Australia's digital divide is widening


By Dylan Bushell-Embling
Friday, 04 August, 2017

Australia's digital divide is widening

The digital divide between richer and poorer Australians is widening as a result of a growing gap in affordability, according to the latest Australian Digital Inclusion Index.

The new report from Telstra and researchers at RMIT, Swinburne University and Roy Morgan Research finds that Australia's overall digital inclusion score improved two points in FY17 to 56.5.

But people in the lowest income households — under $35,000 per year — have a digital inclusion score of just 41.1, 27 points lower than those in the highest income households above $150,000.

While two of the three metrics used to determine Australia's overall digital inclusion score — access and digital ability — have been consistently improving since data was first collected in 2014, the third metric — affordability — has been declining over the same period despite a small increase in the past 12 months.

In real terms, prices have been declining since 2014, and the cost per megabyte has decreased each year over the four years. But due to growing demand for bandwidth and stagnating wages, Australian households are spending a growing proportion of their income on internet services — from 1% in 2014 to 1.19% in 2017.

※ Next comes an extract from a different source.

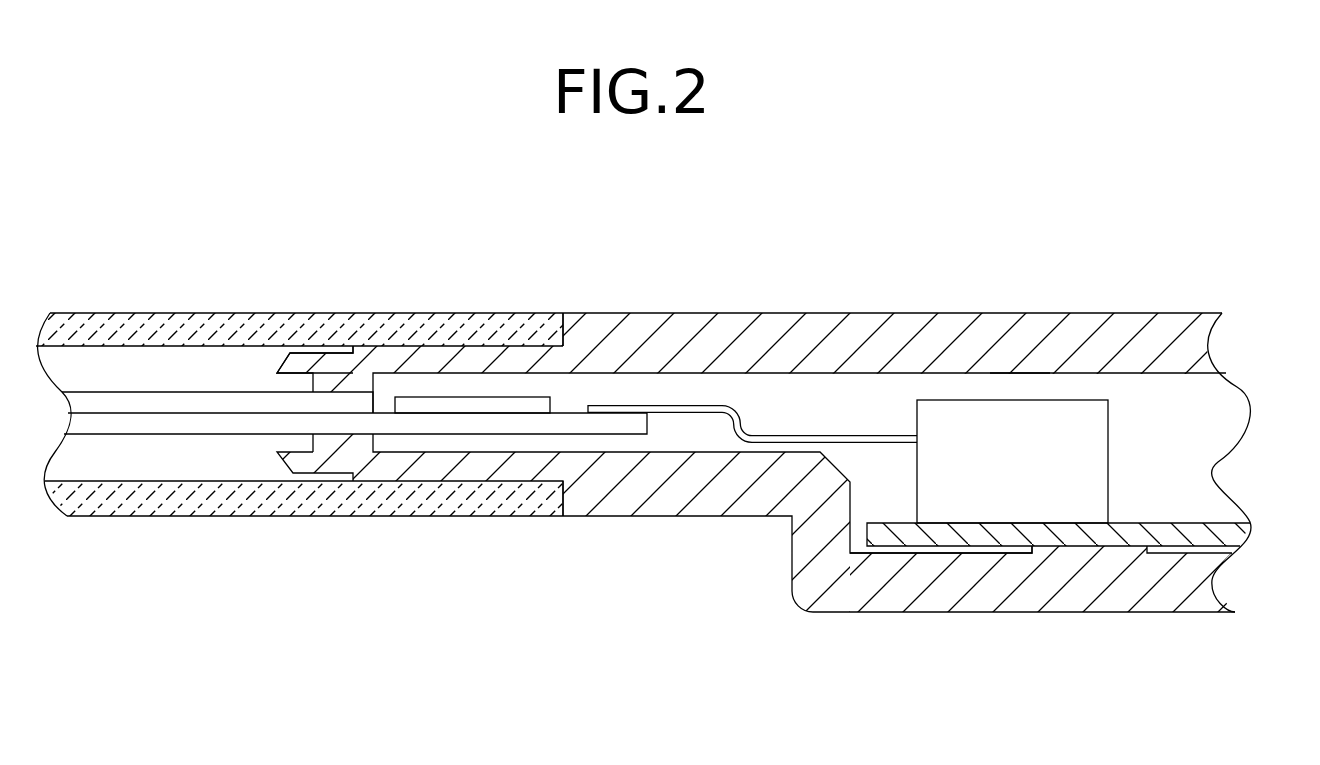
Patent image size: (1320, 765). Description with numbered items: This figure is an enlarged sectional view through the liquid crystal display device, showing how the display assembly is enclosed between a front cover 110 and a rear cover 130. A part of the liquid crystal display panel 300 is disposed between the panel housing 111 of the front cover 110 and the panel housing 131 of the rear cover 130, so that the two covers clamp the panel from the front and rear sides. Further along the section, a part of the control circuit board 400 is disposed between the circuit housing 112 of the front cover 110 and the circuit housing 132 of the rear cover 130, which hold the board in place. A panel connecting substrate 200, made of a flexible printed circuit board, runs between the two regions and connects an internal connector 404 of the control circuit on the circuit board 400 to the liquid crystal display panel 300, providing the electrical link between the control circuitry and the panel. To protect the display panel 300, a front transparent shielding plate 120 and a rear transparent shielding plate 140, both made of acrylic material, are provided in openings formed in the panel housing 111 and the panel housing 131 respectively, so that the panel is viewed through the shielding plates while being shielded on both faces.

The report also finds that around one in five — 4 million — Australians access the internet only on mobile devices. Due to the higher cost per gigabyte of mobile connections, mobile-only households have lower digital inclusion, with an overall score of 42.3, some 14.2 points below the national average.

Compounding the impact on lower income Australians, mobile-only internet users are more likely to have a lower income, to not be employed and to have lower levels of education.

The gap between older and younger Australians is also widening, with people aged 65 and over having a digital inclusion score of just 42.9. Women overall have a two-point lower inclusion score than men, with the gap widening by age.

Indigenous inclusion remains low at 49.5, or seven points below the national average, but has improved by 4.5 points over four years compared to a national average gain of 3.8. But the report notes that data collection does not extend to remote Indigenous communities.

Scores are also improving among Australians with a disability, with their inclusion score growing 5.2 points since 2014 to 47. Other groups with particularly low inclusion scores include people who did not complete secondary school (47.4%) and people not in paid employment (50.2).

The gap between Australians in urban and rural areas also remains significant, with digital inclusion being 7.9 points higher in capital cities (58.6) than country areas (50.7). This gap has narrowed slightly since 2015, when it was 8.5, but the gap has widened in Victoria, NSW and Tasmania.